Published Jun 27, 2024 1:59 PM by The Maritime Executive

The Dangote Refinery, the newest and largest facility of its kind in Africa, reports that it sustained a "minor fire" on Wednesday. Video from the scene showed smoke and flame billowing from one corner of the plant, but the operator said in a statement that the blaze had no impact. 

"We have swiftly contained a minor fire incident at our effluent treatment plant," said communications officer Anthony Chiejina in a statement. "There is no cause for alarm as the refinery is operating and there is no recorded injury or body harm [sic] to any of our staff on duty." 

The long-delayed refinery project began production in January and is in a commissioning and ramp-up phase.
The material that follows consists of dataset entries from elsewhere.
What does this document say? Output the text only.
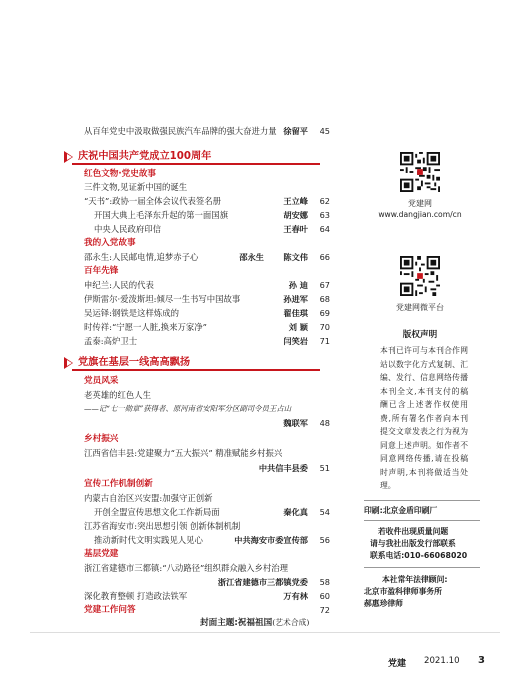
从百年党史中汲取做强民族汽车品牌的强大奋进力量 徐留平 45
庆祝中国共产党成立100周年
红色文物·党史故事
三件文物,见证新中国的诞生
“天书”:政协一届全体会议代表签名册	王立峰 62
开国大典上毛泽东升起的第一面国旗	胡安娜 63
中央人民政府印信	王春叶 64
我的入党故事
邵永生:人民邮电情,追梦赤子心	邵永生 陈文伟 66
百年先锋
申纪兰:人民的代表	孙 迪 67
伊斯雷尔·爱泼斯坦:倾尽一生书写中国故事	孙进军 68
吴运铎:钢铁是这样炼成的	翟佳琪 69
时传祥:“宁愿一人脏,换来万家净”	刘 颖 70
孟泰:高炉卫士	闫笑岩 71
党旗在基层一线高高飘扬
党员风采
老英雄的红色人生
——记“七一勋章”获得者、原河南省安阳军分区副司令员王占山
魏联军 48
乡村振兴
江西省信丰县:党建聚力“五大振兴” 精准赋能乡村振兴
中共信丰县委 51
宣传工作机制创新
内蒙古自治区兴安盟:加强守正创新
开创全盟宣传思想文化工作新局面	秦化真 54
江苏省海安市:突出思想引领 创新体制机制
推动新时代文明实践见人见心	中共海安市委宣传部 56
基层党建
浙江省建德市三都镇:“八动路径”组织群众融入乡村治理
浙江省建德市三都镇党委 58
深化教育整顿 打造政法铁军	万有林 60
党建工作问答	72
党建网
www.dangjian.com/cn
党建网微平台
版权声明
本刊已许可与本刊合作网站以数字化方式复制、汇编、发行、信息网络传播本刊全文,本刊支付的稿酬已含上述著作权使用费,所有署名作者向本刊提交文章发表之行为视为同意上述声明。如作者不同意网络传播,请在投稿时声明,本刊将做适当处理。
印刷:北京金盾印刷厂
若收件出现质量问题
请与我社出版发行部联系
联系电话:010-66068020
本社常年法律顾问:
北京市盈科律师事务所
郝惠珍律师
封面主题:祝福祖国(艺术合成)
党建 2021.10 3
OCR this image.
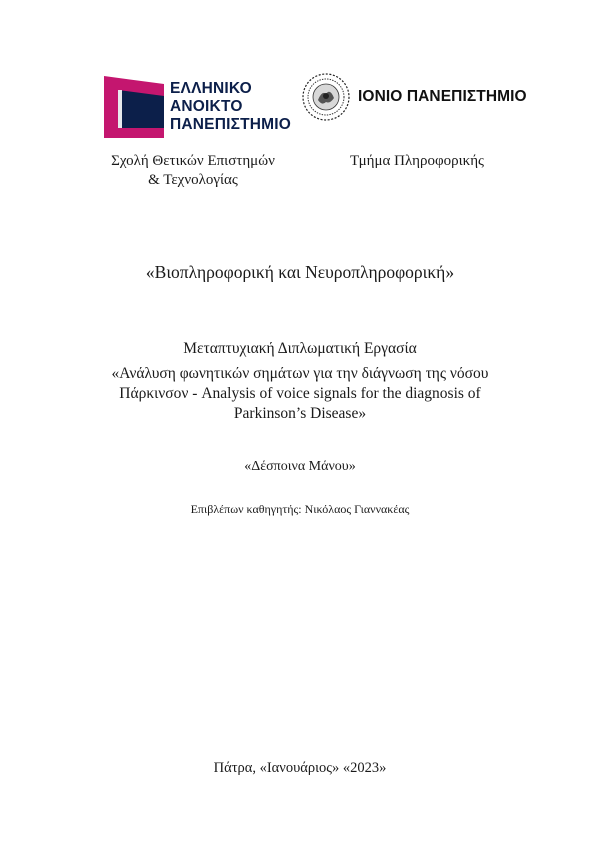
ΕΛΛΗΝΙΚΟ
ΑΝΟΙΚΤΟ
ΠΑΝΕΠΙΣΤΗΜΙΟ
ΙΟΝΙΟ ΠΑΝΕΠΙΣΤΗΜΙΟ
Σχολή Θετικών Επιστημών
& Τεχνολογίας
Τμήμα Πληροφορικής
«Βιοπληροφορική και Νευροπληροφορική»
Μεταπτυχιακή Διπλωματική Εργασία
«Ανάλυση φωνητικών σημάτων για την διάγνωση της νόσου Πάρκινσον - Analysis of voice signals for the diagnosis of Parkinson’s Disease»
«Δέσποινα Μάνου»
Επιβλέπων καθηγητής: Νικόλαος Γιαννακέας
Πάτρα, «Ιανουάριος» «2023»
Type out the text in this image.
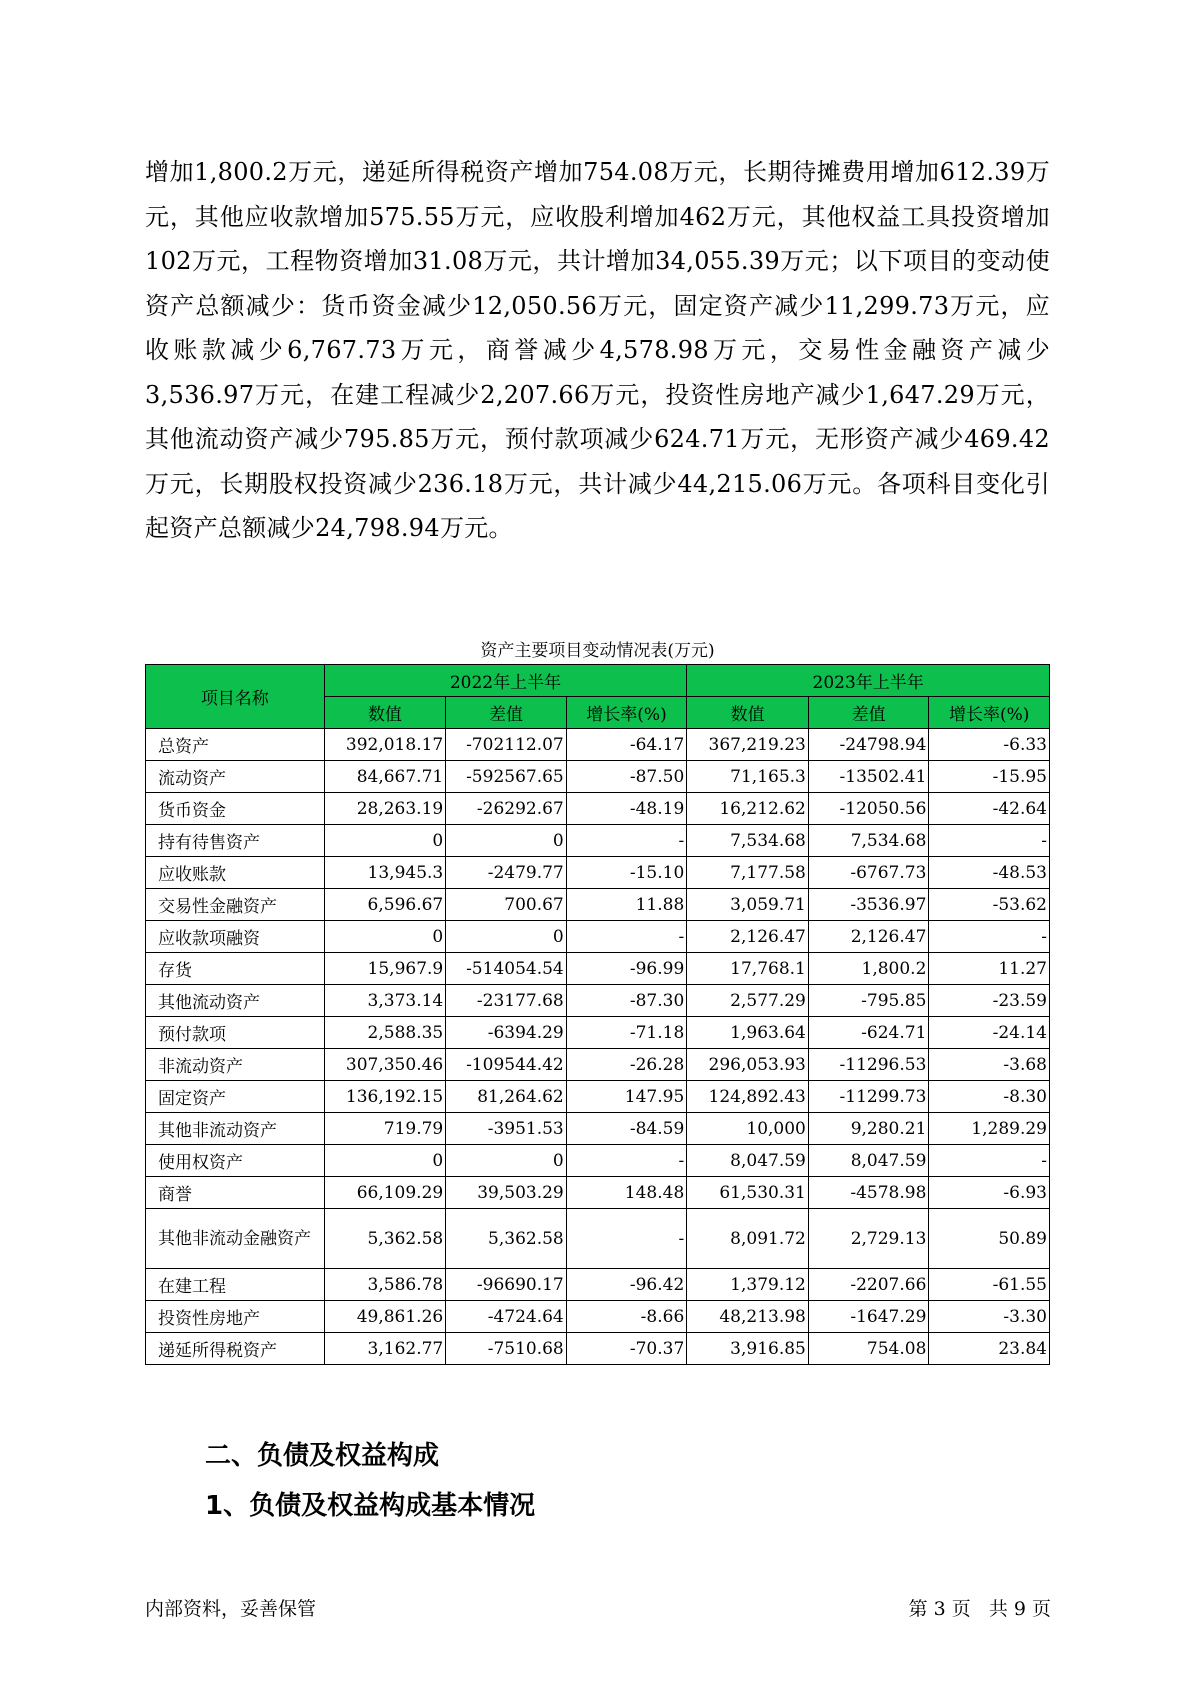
增加1,800.2万元，递延所得税资产增加754.08万元，长期待摊费用增加612.39万元，其他应收款增加575.55万元，应收股利增加462万元，其他权益工具投资增加102万元，工程物资增加31.08万元，共计增加34,055.39万元；以下项目的变动使资产总额减少：货币资金减少12,050.56万元，固定资产减少11,299.73万元，应收账款减少6,767.73万元，商誉减少4,578.98万元，交易性金融资产减少3,536.97万元，在建工程减少2,207.66万元，投资性房地产减少1,647.29万元，其他流动资产减少795.85万元，预付款项减少624.71万元，无形资产减少469.42万元，长期股权投资减少236.18万元，共计减少44,215.06万元。各项科目变化引起资产总额减少24,798.94万元。

资产主要项目变动情况表(万元)
项目名称	2022年上半年			2023年上半年		
	数值	差值	增长率(%)	数值	差值	增长率(%)
总资产	392,018.17	-702112.07	-64.17	367,219.23	-24798.94	-6.33
流动资产	84,667.71	-592567.65	-87.50	71,165.3	-13502.41	-15.95
货币资金	28,263.19	-26292.67	-48.19	16,212.62	-12050.56	-42.64
持有待售资产	0	0	-	7,534.68	7,534.68	-
应收账款	13,945.3	-2479.77	-15.10	7,177.58	-6767.73	-48.53
交易性金融资产	6,596.67	700.67	11.88	3,059.71	-3536.97	-53.62
应收款项融资	0	0	-	2,126.47	2,126.47	-
存货	15,967.9	-514054.54	-96.99	17,768.1	1,800.2	11.27
其他流动资产	3,373.14	-23177.68	-87.30	2,577.29	-795.85	-23.59
预付款项	2,588.35	-6394.29	-71.18	1,963.64	-624.71	-24.14
非流动资产	307,350.46	-109544.42	-26.28	296,053.93	-11296.53	-3.68
固定资产	136,192.15	81,264.62	147.95	124,892.43	-11299.73	-8.30
其他非流动资产	719.79	-3951.53	-84.59	10,000	9,280.21	1,289.29
使用权资产	0	0	-	8,047.59	8,047.59	-
商誉	66,109.29	39,503.29	148.48	61,530.31	-4578.98	-6.93
其他非流动金融资产	5,362.58	5,362.58	-	8,091.72	2,729.13	50.89
在建工程	3,586.78	-96690.17	-96.42	1,379.12	-2207.66	-61.55
投资性房地产	49,861.26	-4724.64	-8.66	48,213.98	-1647.29	-3.30
递延所得税资产	3,162.77	-7510.68	-70.37	3,916.85	754.08	23.84
二、负债及权益构成
1、负债及权益构成基本情况
内部资料，妥善保管	第 3 页   共 9 页
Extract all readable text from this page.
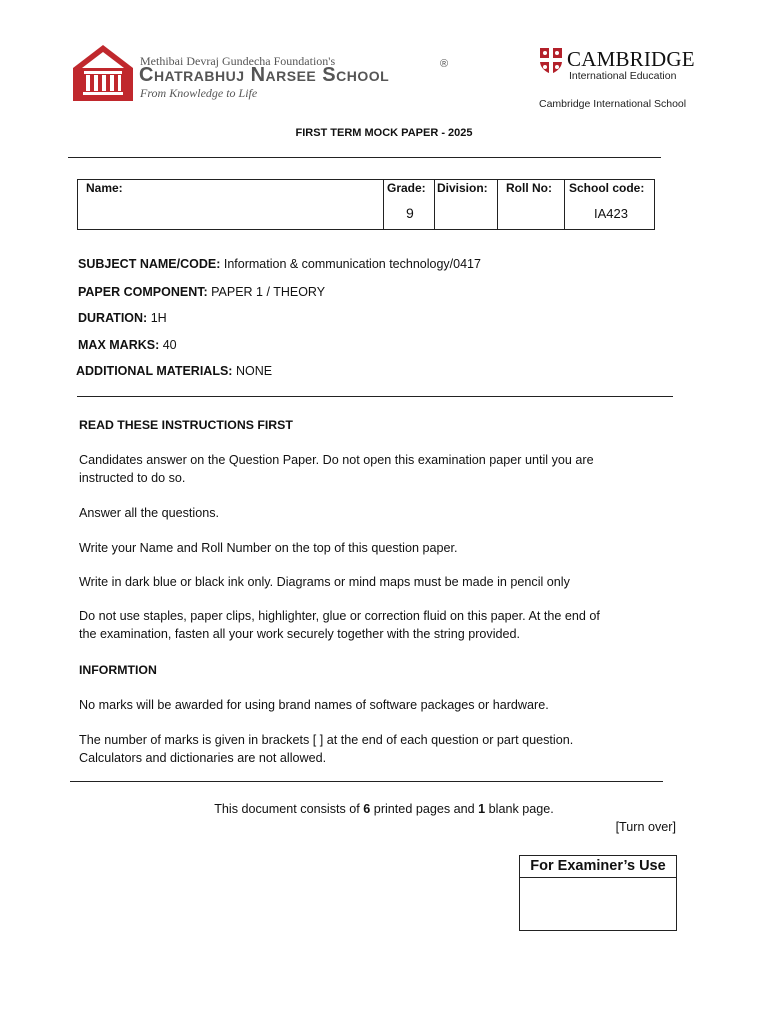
Methibai Devraj Gundecha Foundation's
Chatrabhuj Narsee School	®
From Knowledge to Life
CAMBRIDGE
International Education
Cambridge International School
FIRST TERM MOCK PAPER - 2025
Name:	Grade:
9
Division: Roll No: School code:
IA423
SUBJECT NAME/CODE: Information & communication technology/0417
PAPER COMPONENT: PAPER 1 / THEORY
DURATION: 1H
MAX MARKS: 40
ADDITIONAL MATERIALS: NONE
READ THESE INSTRUCTIONS FIRST
Candidates answer on the Question Paper. Do not open this examination paper until you are
instructed to do so.
Answer all the questions.
Write your Name and Roll Number on the top of this question paper.
Write in dark blue or black ink only. Diagrams or mind maps must be made in pencil only
Do not use staples, paper clips, highlighter, glue or correction fluid on this paper. At the end of
the examination, fasten all your work securely together with the string provided.
INFORMTION
No marks will be awarded for using brand names of software packages or hardware.
The number of marks is given in brackets [ ] at the end of each question or part question.
Calculators and dictionaries are not allowed.
This document consists of 6 printed pages and 1 blank page.
[Turn over]
For Examiner’s Use
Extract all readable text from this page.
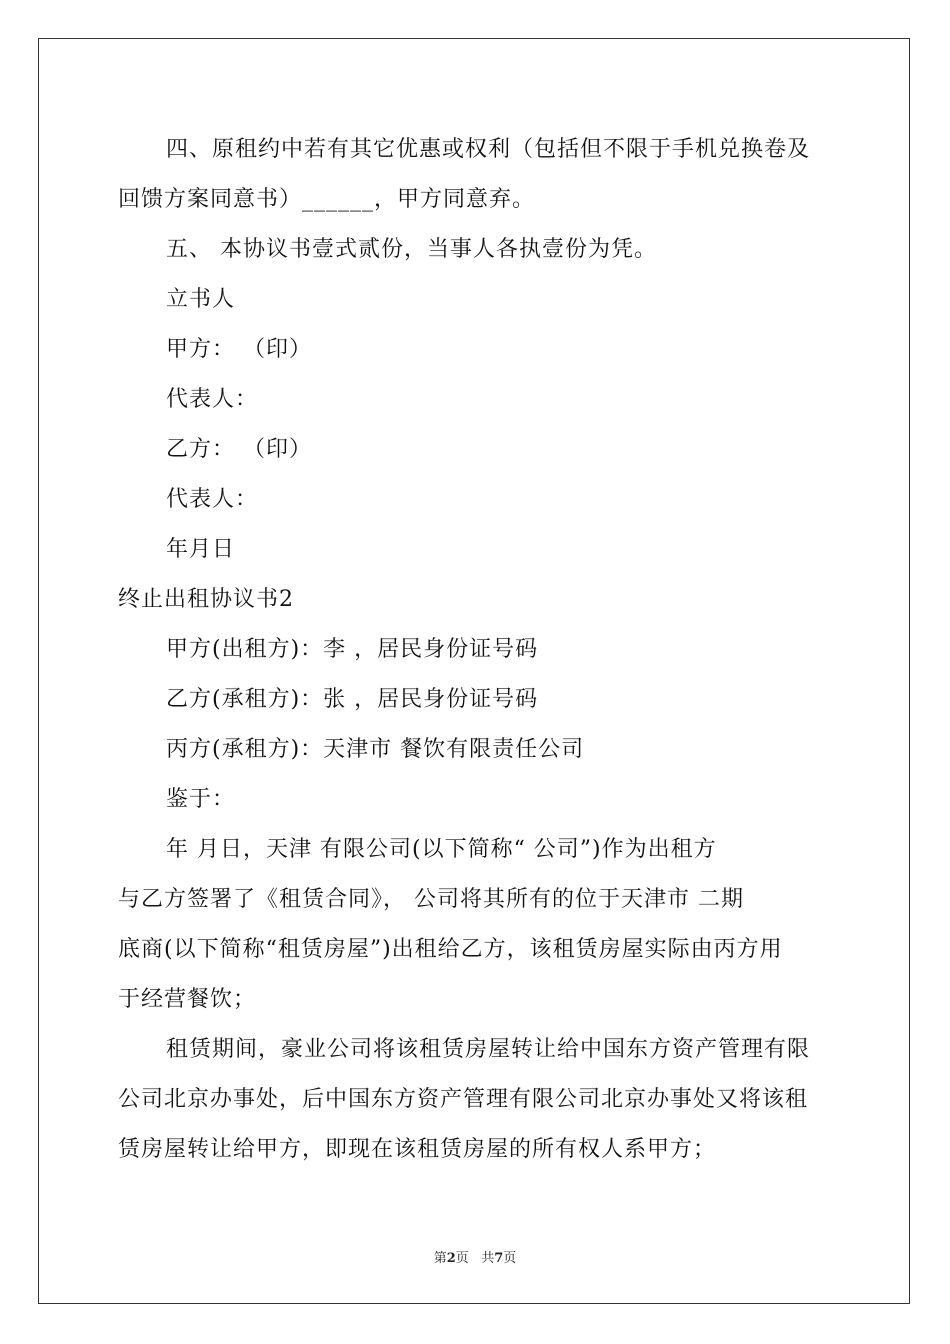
四、原租约中若有其它优惠或权利（包括但不限于手机兑换卷及
回馈方案同意书）______，甲方同意弃。
五、 本协议书壹式贰份，当事人各执壹份为凭。
立书人
甲方： （印）
代表人：
乙方： （印）
代表人：
年月日
终止出租协议书2
甲方(出租方)：李 ，居民身份证号码
乙方(承租方)：张 ，居民身份证号码
丙方(承租方)：天津市 餐饮有限责任公司
鉴于：
年 月日，天津 有限公司(以下简称“ 公司”)作为出租方
与乙方签署了《租赁合同》， 公司将其所有的位于天津市 二期
底商(以下简称“租赁房屋”)出租给乙方，该租赁房屋实际由丙方用
于经营餐饮；
租赁期间，豪业公司将该租赁房屋转让给中国东方资产管理有限
公司北京办事处，后中国东方资产管理有限公司北京办事处又将该租
赁房屋转让给甲方，即现在该租赁房屋的所有权人系甲方；
第2页 共7页
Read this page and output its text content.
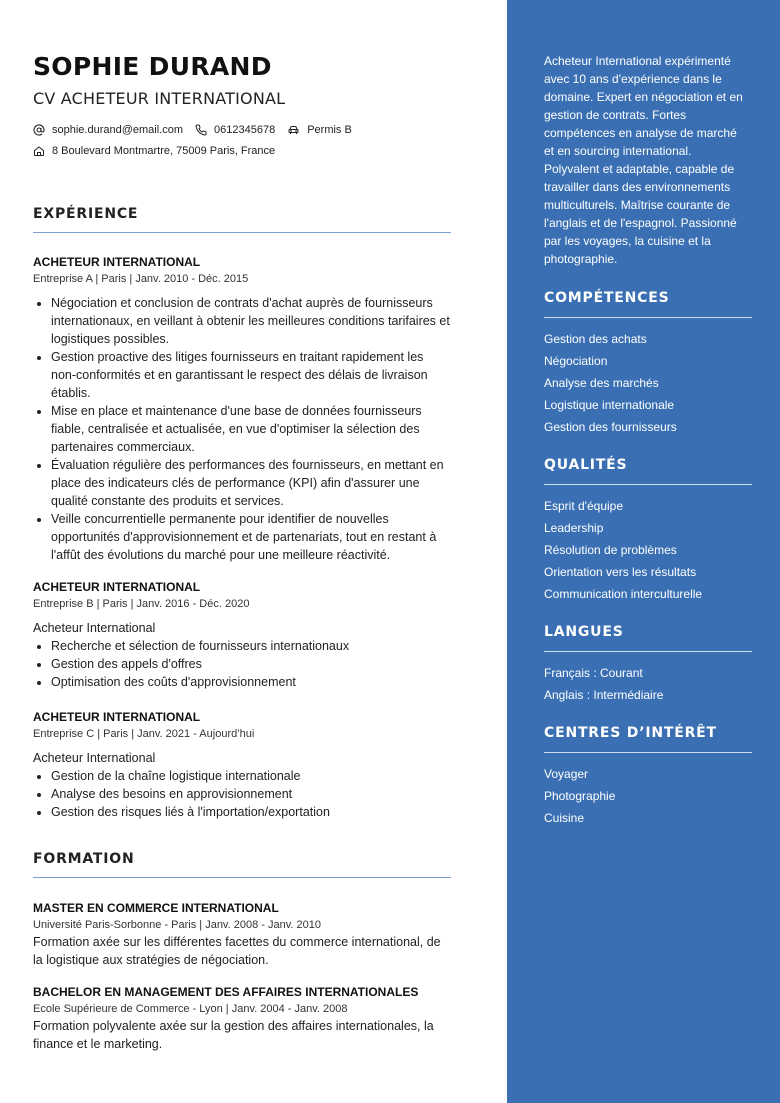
SOPHIE DURAND
CV ACHETEUR INTERNATIONAL
sophie.durand@email.com	0612345678	Permis B
8 Boulevard Montmartre, 75009 Paris, France
EXPÉRIENCE
ACHETEUR INTERNATIONAL
Entreprise A | Paris | Janv. 2010 - Déc. 2015
• Négociation et conclusion de contrats d'achat auprès de fournisseurs internationaux, en veillant à obtenir les meilleures conditions tarifaires et logistiques possibles.
• Gestion proactive des litiges fournisseurs en traitant rapidement les non-conformités et en garantissant le respect des délais de livraison établis.
• Mise en place et maintenance d'une base de données fournisseurs fiable, centralisée et actualisée, en vue d'optimiser la sélection des partenaires commerciaux.
• Évaluation régulière des performances des fournisseurs, en mettant en place des indicateurs clés de performance (KPI) afin d'assurer une qualité constante des produits et services.
• Veille concurrentielle permanente pour identifier de nouvelles opportunités d'approvisionnement et de partenariats, tout en restant à l'affût des évolutions du marché pour une meilleure réactivité.
ACHETEUR INTERNATIONAL
Entreprise B | Paris | Janv. 2016 - Déc. 2020
Acheteur International
• Recherche et sélection de fournisseurs internationaux
• Gestion des appels d'offres
• Optimisation des coûts d'approvisionnement
ACHETEUR INTERNATIONAL
Entreprise C | Paris | Janv. 2021 - Aujourd’hui
Acheteur International
• Gestion de la chaîne logistique internationale
• Analyse des besoins en approvisionnement
• Gestion des risques liés à l'importation/exportation
FORMATION
MASTER EN COMMERCE INTERNATIONAL
Université Paris-Sorbonne - Paris | Janv. 2008 - Janv. 2010
Formation axée sur les différentes facettes du commerce international, de la logistique aux stratégies de négociation.
BACHELOR EN MANAGEMENT DES AFFAIRES INTERNATIONALES
Ecole Supérieure de Commerce - Lyon | Janv. 2004 - Janv. 2008
Formation polyvalente axée sur la gestion des affaires internationales, la finance et le marketing.
Acheteur International expérimenté avec 10 ans d'expérience dans le domaine. Expert en négociation et en gestion de contrats. Fortes compétences en analyse de marché et en sourcing international. Polyvalent et adaptable, capable de travailler dans des environnements multiculturels. Maîtrise courante de l'anglais et de l'espagnol. Passionné par les voyages, la cuisine et la photographie.
COMPÉTENCES
Gestion des achats
Négociation
Analyse des marchés
Logistique internationale
Gestion des fournisseurs
QUALITÉS
Esprit d'équipe
Leadership
Résolution de problèmes
Orientation vers les résultats
Communication interculturelle
LANGUES
Français : Courant
Anglais : Intermédiaire
CENTRES D’INTÉRÊT
Voyager
Photographie
Cuisine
It is a $20 billion endeavor, bankrolled by Africa's richest man, Aliko Dangote. When completed and fully online, the 650,000 bpd complex will be the biggest refinery in Africa and Europe. 

It will rectify one of Nigeria's economic quandaries: though the nation has a wealth of oil and gas, it has historically had to export all of its production and import all of its refined products, since it has lacks efficient domestic refining capacity. Its four publicly-owned refineries have an "abysmal" performance record, with an average capacity utilization of just 15 percent, according to a study by Lizabetha Agbakahi of the University of Dundee. Since an estimated $3-5 billion of national oil revenue is lost to theft and corruption every year, the state financing available to invest in refining infrastructure is less abundant than it might seem from Nigeria's massive oil sales figures. 

The privately-held Dangote refinery is big enough to supply all of Nigeria's domestic fuel needs, and should have enough capacity left over to export refined products to foreign markets. This will help reduce the cost of fuel for Nigerian citizens, who have seen prices skyrocket over the past year thanks to the cancelation of government subsidies. One hurdle: upstream oil producers in Nigeria have refused to sell crude to the new refinery, according to Dangote and the Crude Oil Refineries Association of Nigeria (CORAN). The refiners want to buy and sell using the local currency, the naira, so as to avoid the dollar shortage in cash-poor Nigeria. The Nigerian legislature recently enacted a law requiring domestic oil producers to sell their crude to domestic refiners first, though legal experts question whether the rule will be enforceable. 

"I think that law was specifically put there by legislators not to starve the refineries. But what we have seen is a huge and still resistance by the producers of crude in Nigeria. They will rather prefer to export crude abroad to selling to local refineries,"  CORAN chairman Momoh Oyarekhua told Channels Television.